VA End-of-Life Care Push Increases Hospice Use Among Veterans

By Brenda L. Mooney

Chief Master Sgt. Jessica Bender thanked Air Force veteran Ed Redmond, a former crew chief, for his service at the Hunter Homes McQuire VA Palliative Care unit in 2015. VA photo by Steve Goetsch

PROVIDENCE, RI — An intense effort by the VA to improve end-of-life care is paying off, with hospice use increasing more among veterans than nonveterans.

A new report found that hospice use for nonveteran Medicare beneficiaries rose 5.6% between the pre-initiative period—fiscal years 2007 and 2008—and the post-initiative period—fiscal years 2010 to 2014.

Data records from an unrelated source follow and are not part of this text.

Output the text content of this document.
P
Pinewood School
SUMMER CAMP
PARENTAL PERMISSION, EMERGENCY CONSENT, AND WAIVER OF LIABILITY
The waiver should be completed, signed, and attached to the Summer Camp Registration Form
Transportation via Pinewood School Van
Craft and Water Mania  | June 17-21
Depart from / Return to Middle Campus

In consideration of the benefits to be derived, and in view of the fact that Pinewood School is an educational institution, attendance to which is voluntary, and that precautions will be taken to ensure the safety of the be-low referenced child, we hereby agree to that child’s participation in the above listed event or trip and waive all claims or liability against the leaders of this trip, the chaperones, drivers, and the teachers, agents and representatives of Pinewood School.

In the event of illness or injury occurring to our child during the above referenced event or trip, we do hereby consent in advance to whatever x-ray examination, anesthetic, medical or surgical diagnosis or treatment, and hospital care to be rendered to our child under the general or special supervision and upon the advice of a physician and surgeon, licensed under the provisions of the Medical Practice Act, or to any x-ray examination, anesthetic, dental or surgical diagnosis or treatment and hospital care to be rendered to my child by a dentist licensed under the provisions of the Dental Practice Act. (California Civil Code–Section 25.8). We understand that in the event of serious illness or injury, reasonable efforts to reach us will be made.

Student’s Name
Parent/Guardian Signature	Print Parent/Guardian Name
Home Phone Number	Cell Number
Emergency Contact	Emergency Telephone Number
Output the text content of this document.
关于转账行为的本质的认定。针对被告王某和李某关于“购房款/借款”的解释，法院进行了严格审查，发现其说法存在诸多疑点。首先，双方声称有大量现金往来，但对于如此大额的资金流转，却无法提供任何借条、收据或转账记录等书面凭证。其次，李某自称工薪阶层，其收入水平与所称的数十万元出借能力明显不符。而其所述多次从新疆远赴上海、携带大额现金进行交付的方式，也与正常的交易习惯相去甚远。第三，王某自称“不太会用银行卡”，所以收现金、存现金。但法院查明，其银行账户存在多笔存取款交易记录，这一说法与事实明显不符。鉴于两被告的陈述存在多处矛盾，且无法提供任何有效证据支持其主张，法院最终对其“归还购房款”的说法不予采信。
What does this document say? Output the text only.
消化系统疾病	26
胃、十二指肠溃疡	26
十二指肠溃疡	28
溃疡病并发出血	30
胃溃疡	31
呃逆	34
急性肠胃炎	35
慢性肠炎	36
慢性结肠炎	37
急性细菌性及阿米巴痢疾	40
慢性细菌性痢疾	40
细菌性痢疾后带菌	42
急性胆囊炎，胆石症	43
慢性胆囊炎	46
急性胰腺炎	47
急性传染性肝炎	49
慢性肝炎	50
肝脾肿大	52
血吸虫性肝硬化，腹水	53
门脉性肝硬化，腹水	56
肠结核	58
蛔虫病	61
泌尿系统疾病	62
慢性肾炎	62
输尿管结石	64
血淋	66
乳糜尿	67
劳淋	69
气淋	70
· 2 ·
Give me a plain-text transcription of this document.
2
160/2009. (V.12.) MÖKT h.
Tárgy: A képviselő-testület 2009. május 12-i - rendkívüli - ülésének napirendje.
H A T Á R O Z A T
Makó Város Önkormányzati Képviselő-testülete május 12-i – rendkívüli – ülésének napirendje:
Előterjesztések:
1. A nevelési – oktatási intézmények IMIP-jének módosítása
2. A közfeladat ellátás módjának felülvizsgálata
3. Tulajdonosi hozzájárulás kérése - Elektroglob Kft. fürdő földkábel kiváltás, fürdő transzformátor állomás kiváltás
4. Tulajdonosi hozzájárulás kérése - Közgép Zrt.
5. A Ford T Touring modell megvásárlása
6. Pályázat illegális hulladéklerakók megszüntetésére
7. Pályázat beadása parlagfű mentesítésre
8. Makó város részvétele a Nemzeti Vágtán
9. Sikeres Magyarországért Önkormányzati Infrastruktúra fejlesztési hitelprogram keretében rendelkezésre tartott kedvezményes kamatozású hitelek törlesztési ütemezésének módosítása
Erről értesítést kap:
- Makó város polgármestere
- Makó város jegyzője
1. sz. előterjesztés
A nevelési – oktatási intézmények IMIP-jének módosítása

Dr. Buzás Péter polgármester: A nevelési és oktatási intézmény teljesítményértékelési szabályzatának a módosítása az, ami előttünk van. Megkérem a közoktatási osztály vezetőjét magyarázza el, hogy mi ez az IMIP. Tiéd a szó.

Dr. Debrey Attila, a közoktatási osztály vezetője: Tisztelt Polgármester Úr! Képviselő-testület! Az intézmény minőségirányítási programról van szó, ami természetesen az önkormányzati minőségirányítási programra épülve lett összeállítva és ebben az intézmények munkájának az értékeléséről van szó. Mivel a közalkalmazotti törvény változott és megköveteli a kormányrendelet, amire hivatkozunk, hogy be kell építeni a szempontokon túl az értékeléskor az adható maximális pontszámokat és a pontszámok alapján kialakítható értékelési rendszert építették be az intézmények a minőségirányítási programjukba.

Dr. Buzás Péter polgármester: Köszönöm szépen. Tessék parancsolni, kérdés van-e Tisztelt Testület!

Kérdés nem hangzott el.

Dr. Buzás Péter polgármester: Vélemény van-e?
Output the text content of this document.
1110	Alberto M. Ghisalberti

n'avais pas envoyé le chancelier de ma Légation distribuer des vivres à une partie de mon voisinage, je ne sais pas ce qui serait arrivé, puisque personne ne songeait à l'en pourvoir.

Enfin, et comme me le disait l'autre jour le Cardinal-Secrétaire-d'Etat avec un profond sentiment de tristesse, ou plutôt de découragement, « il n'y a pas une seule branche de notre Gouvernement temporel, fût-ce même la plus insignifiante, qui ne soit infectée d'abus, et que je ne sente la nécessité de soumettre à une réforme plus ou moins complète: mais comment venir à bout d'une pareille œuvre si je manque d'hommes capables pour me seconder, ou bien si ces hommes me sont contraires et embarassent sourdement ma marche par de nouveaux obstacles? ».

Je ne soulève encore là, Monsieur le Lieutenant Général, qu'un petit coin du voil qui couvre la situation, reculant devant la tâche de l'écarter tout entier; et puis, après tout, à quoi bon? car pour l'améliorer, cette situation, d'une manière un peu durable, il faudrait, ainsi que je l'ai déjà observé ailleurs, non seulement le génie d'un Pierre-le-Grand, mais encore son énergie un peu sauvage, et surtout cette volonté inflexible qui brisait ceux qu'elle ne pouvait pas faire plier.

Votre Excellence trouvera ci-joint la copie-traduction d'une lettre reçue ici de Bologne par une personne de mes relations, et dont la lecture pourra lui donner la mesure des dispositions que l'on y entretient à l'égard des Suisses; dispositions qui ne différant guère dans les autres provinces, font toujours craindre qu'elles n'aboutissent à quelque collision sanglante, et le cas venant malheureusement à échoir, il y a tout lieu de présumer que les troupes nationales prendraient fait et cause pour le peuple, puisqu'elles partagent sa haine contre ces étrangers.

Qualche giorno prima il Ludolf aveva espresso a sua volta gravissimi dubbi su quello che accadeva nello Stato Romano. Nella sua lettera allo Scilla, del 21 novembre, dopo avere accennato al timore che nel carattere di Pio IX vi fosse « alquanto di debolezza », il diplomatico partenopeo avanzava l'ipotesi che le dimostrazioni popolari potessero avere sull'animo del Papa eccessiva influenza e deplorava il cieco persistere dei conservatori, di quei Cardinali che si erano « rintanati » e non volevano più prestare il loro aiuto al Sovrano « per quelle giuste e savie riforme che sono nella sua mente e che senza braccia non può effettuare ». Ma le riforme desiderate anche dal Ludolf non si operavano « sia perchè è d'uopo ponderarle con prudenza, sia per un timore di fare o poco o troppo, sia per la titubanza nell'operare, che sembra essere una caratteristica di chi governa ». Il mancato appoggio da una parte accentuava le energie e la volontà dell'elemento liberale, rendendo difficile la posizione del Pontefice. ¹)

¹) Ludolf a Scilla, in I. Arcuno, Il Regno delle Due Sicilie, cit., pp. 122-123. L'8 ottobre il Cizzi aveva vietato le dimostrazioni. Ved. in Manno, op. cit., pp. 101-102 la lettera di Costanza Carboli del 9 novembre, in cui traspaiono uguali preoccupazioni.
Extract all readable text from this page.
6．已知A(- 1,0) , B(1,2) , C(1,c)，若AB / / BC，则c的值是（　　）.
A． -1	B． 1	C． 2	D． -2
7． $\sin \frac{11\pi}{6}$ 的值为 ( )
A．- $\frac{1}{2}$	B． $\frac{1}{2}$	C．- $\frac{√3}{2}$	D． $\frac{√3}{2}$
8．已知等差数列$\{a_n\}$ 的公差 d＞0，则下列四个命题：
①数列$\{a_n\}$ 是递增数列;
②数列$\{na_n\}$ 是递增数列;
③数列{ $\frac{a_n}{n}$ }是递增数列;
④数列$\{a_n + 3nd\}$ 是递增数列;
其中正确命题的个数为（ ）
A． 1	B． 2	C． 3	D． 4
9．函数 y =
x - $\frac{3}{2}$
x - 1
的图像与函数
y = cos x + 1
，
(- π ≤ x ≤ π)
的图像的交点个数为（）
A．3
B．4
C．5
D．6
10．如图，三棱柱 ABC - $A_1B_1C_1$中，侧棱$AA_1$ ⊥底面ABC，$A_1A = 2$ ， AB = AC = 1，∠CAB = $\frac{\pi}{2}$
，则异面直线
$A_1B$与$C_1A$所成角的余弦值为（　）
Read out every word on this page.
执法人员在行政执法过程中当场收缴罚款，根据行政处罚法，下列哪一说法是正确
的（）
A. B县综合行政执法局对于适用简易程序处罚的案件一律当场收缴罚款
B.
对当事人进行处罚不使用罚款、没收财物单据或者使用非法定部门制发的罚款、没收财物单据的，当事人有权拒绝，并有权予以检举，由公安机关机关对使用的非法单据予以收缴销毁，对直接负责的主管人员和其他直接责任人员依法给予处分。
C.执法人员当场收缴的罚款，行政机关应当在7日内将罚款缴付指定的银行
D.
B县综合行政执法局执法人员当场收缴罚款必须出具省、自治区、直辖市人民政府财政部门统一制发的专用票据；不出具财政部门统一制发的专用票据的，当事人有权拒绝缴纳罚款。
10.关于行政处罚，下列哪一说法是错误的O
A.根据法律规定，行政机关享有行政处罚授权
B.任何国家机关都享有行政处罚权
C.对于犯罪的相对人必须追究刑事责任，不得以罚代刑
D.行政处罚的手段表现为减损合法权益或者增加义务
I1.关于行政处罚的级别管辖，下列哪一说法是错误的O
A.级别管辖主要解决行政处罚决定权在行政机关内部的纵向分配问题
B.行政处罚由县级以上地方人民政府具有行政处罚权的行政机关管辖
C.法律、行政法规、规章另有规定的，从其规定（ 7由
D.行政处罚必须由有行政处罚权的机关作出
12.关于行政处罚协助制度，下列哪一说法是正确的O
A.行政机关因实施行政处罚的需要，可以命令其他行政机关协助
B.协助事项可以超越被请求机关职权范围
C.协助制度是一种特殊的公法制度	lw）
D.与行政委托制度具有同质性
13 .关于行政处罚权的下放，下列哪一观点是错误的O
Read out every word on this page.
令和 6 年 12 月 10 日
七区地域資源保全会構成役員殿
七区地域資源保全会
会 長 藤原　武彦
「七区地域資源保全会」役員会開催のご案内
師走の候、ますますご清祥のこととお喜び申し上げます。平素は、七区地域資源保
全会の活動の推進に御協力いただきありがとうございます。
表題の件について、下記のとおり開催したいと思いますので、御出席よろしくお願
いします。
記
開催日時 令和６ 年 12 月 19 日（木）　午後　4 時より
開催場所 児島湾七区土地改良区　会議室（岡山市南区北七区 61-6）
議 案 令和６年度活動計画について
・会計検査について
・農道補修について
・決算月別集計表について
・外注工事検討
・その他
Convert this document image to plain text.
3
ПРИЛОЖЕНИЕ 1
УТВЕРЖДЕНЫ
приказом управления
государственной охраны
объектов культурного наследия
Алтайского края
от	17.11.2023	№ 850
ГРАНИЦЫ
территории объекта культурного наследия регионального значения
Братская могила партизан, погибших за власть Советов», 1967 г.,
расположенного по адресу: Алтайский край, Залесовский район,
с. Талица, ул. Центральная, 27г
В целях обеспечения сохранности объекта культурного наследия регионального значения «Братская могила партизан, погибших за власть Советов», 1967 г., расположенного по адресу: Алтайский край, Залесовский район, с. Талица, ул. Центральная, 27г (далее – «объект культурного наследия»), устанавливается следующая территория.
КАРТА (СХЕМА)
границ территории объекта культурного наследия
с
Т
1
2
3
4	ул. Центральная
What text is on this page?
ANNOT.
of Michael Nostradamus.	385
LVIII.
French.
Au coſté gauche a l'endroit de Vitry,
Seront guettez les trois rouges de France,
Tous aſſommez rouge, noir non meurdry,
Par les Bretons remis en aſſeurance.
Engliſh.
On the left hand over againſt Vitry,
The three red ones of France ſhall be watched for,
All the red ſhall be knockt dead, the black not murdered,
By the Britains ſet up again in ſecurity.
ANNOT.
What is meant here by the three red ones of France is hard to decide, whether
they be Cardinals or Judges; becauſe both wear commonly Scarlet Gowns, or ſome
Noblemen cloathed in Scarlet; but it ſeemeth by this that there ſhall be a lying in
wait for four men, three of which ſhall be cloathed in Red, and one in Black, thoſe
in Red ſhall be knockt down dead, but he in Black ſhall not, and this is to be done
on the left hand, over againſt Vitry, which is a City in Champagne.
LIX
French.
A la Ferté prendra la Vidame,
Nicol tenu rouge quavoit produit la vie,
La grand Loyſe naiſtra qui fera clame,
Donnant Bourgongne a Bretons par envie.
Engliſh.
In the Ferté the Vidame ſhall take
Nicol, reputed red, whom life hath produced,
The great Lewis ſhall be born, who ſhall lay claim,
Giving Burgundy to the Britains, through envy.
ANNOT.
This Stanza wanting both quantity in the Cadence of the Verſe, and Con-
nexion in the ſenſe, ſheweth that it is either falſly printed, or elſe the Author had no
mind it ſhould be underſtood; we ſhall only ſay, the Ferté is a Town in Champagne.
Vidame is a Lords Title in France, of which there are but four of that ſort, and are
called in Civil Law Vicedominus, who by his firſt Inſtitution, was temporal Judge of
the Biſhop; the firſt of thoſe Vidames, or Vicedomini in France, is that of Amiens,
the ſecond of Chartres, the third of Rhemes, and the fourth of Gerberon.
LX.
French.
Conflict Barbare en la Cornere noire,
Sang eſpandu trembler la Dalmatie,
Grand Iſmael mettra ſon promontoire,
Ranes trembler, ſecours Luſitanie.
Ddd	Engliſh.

At the same time, however, the increase was 7.6% among veterans who only used VA care, 6.9% among those who were dually enrolled in Medicare but used VA care, 7.6% among veterans who received healthcare from both VA and Medicare and 7.9% among dually enrolled veterans who used Medicare.

The recent study in the journal Health Affairs found that a VA program, the four-year Comprehensive End-of-Life Care (CELC) initiative beginning in 2009,  successfully led to more hospice use among military veterans and at a higher growth rate than Medicare.1

As part of the initiative, the VA funded new inpatient hospice units, palliative care staff and palliative care training, while promoting mentoring for leaders and staff, a systematic quality monitoring program, and outreach to community providers outside VAMCs through the “We Honor Veterans” campaign.

Researchers from Brown University and the VA, including the Geriatrics and Extended Care Data Analysis Center, evaluated the effort at the agency’s request. They analyzed the trend in hospice use among more than a million male veterans age 65 and older between 2007 and 2014, and compared that rate of growth to demographically similar Medicare beneficiaries not enrolled in VA care.